La chose est moins radicale que dans la fonction publique : le gréviste
hors préavis n’est pas renvoyé au non–gréviste
mais à la règle de la grève, sur le fond cependant
c’est la même (nouvelle) donne. Aujourd’hui, faire grève,
cesser le travail sur la base stricte de la position de salarié
revient à se mettre en défaut par rapport à l’impératif
du travail – au sens que l’on vient de préciser (qui
présuppose ici le dépôt du préavis) et donc
être redevable d’une punition. Le non–paiement des jours
de grève s’apparente à une amende. Ce qui est en question,
à l’Éducation nationale comme à la SNCF, ce
n’est pas le motif de la grève, le fait de réclamer
le retrait de la loi Fillon, mais le fait même de la grève
c’est–à-dire la cessation du travail.
Le dévoiement du
droit de grève
§ 10 – La direction de la Régie des
Transports Marseillais refuse de payer le coût d’un conflit
qui n’implique pas directement l’entreprise et qui, en ce
sens, s’apparente à un « dévoiement du droit
de grève ». Ce dévoiement apparaît donc comme
un exercice indu du droit, comme le fait de l’exercer pour des motifs
qui dépassent les limites strictes de l’entreprise, c’est–à-dire
le rapport immédiat entre les salariés et leur employeurs.
Ce qui revient une fois de plus à affirmer avant toute chose l’impératif
du travail et donc son corollaire qui est la grève comme défaut
à cet impératif et donc les retenues de salaire comme punition.
§ 11 – Au–delà de leurs différences,
ces attitudes patronales et gouvernementales face à la question
du paiement des jours de grève constituent un ensemble cohérent
qui fait apparaître que le point d’achoppement est moins le
rejet de la loi Fillon et de la décentralisation, c’est–à-dire
l’enjeu immédiat du conflit, que le fait d’avoir fait
grève, d’avoir cessé le travail pour cela. Comme si
le statut même de la grève s’était modifié,
comme si l’on était sorti du cadre conflictuel habituel ou
encore comme si la conflictualité avait changé de nature.

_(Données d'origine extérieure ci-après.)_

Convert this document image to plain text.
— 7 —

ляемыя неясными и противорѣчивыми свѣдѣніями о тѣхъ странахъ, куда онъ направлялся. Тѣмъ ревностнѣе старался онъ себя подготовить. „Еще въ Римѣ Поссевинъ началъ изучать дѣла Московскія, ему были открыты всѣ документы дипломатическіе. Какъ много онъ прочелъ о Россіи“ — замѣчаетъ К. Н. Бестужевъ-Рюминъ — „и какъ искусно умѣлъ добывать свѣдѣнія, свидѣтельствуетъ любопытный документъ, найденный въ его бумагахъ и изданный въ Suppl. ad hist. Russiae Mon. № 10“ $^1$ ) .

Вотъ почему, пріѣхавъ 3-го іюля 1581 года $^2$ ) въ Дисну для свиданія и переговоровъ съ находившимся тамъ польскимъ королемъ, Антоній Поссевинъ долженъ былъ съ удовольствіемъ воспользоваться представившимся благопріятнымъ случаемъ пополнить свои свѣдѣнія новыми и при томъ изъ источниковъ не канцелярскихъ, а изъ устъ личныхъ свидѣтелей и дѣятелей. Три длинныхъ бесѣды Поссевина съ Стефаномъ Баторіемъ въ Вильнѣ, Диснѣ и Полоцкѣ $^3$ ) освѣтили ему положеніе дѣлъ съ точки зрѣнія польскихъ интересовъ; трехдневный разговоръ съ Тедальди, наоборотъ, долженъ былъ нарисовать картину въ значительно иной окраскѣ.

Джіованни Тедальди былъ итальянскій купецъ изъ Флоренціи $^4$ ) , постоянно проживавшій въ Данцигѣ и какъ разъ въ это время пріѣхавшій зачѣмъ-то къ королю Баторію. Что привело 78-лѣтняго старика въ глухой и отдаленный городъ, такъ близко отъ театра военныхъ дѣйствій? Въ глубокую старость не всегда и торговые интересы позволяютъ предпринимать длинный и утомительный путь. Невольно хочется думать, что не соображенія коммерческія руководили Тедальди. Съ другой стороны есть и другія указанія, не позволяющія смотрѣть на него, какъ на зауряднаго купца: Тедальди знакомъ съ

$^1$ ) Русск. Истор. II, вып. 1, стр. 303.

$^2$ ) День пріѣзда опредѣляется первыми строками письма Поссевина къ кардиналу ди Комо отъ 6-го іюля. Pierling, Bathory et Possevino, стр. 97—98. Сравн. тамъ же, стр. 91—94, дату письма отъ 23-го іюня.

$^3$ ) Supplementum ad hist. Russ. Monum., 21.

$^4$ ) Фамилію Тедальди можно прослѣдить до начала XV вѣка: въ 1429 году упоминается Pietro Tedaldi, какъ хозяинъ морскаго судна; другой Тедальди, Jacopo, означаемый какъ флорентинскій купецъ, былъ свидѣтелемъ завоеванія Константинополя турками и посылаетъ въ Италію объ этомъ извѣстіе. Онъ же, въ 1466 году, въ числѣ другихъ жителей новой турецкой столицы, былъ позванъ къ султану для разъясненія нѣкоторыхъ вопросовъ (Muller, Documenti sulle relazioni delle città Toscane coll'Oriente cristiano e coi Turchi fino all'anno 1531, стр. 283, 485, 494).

§ 12 – Ici encore ont peut constater que le
patron de la RTM est en parfait accord avec Delevoye en ce qui concerne
l’impératif du travail : les salariés sont payés
pour travailler sur leur lieu de travail, s’ils ne le font pas,
ils ne sont pas payés. Une fois encore, c’est logique, certes,
mais dans sa crudité cette logique est radicalement différente
de celle à travers laquelle les conflits étaient auparavant
appréhendés. À sa manière, également,
la position de la SNCF sur les préavis de grève reconductible
participe de la même logique : en voulant dessaisir les salariés
de leur droit d’entrer en grève quand bon leur semble, elle
recadre strictement la grève sur le rapport de travail définit
par l’entreprise.
La sortie du cadre conflictuel
passé
§ 13 – La négociation sur le paiement
des jours de grève, telle qu’elle était la règle
auparavant n’était pas un cadeau : au–delà de
la volonté d’en finir rapidement, en acceptant le principe
même de la réduction, autant que faire se peut, du coût
du non–travail pour les salariés grévistes, cette
négociation supposait une reconnaissance de la légitimité
sociale de la lutte et, d’une certaine façon, une «
utilité » de celle-ci, un sens au niveau de la totalité
du rapport de classes au–delà de la polarisation que tout
conflit met en œuvre. Or , aujourd’hui, l’attitude gouvernementale
et patronale confirme cette polarisation de classe après la fin
du mouvement. Faire des grévistes des « non–non–grévistes
», dessaisir les salariés de la grève au profit de
la dimension entrepreneuriale de celle–ci à travers le respect
du préavis, voir un dévoiement du droit de grève
lorsque celui-ci s’applique à un objet qui sort du cadre
strict de l’entreprise, sont autant d’attitudes qui consistent
à considérer que faire grève c’est se mettre
en défaut par rapport à l’impératif de travail
ce qui nécessite de punir les contrevenants en leur faisant payer
la grève au prix fort. Contrairement à ce qui peut apparaître
au premier coup d’œil, cette attitude n’est pas une régression,
une attitude réactionnaire par rapport par rapport aux pratiques
antérieures, elle ne revient pas à nier simplement la légitimité
sociale des conflits mais à affirmer qu’il n’existe
plus de totalité médiatisée au niveau de laquelle
ils pourraient trouver leur juste place. C’est, d’une certaine
manière, pour la classe capitaliste, se rendre compte que la lutte
n’a désormais plus d’autre objectif que la lutte elle-même,
que la lutte contre elle–même et elle s’emploie à
répondre à cette situation nouvelle avec des moyens adaptés..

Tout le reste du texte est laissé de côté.